Der Drei-Zonen-Garten – Tipps vom Naturgärtner

myHOMEBOOK: Dein Konzept nennt sich Drei-Zonen-Garten. Was hat es mit diesen Zonen auf sich?
Markus Gastl: „Der Garten wird in drei Zonen unterteilt: in die Pufferzone, die Ertragszone und die Hotspotzone. Die Pufferzone ist eine Hecke, die aus verschiedenen einheimischen Sträuchern wie dem Gemeinen Schneeball, dem Faulbaum oder der Schlehe besteht. Sie soll nicht nur Vögeln, Kleintieren und Insekten Schutz und Nahrung bieten, sondern den Garten auch vor äußeren Einflüssen schützen. Das könnten Spritzmittel der Nachbarn sein, Abgase oder Wind.

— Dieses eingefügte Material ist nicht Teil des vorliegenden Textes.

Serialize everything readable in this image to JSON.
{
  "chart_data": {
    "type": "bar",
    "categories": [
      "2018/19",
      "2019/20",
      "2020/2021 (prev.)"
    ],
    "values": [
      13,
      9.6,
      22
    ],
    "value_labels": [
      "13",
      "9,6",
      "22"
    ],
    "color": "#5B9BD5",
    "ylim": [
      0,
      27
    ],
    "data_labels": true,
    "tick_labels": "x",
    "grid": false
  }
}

Die zweite Zone ist die Ertragszone, die von einem guten, nährstoffreichen Boden lebt und als Nutzgarten betrieben wird. Und dann kommt die Hotspotzone, in der bunte, einheimische Wildblumen wachsen wie Witwenblume, Wiesensalbei, Kornblume, Natternkopf, Lichtnelke, der Knollige Steinbrech und viele andere.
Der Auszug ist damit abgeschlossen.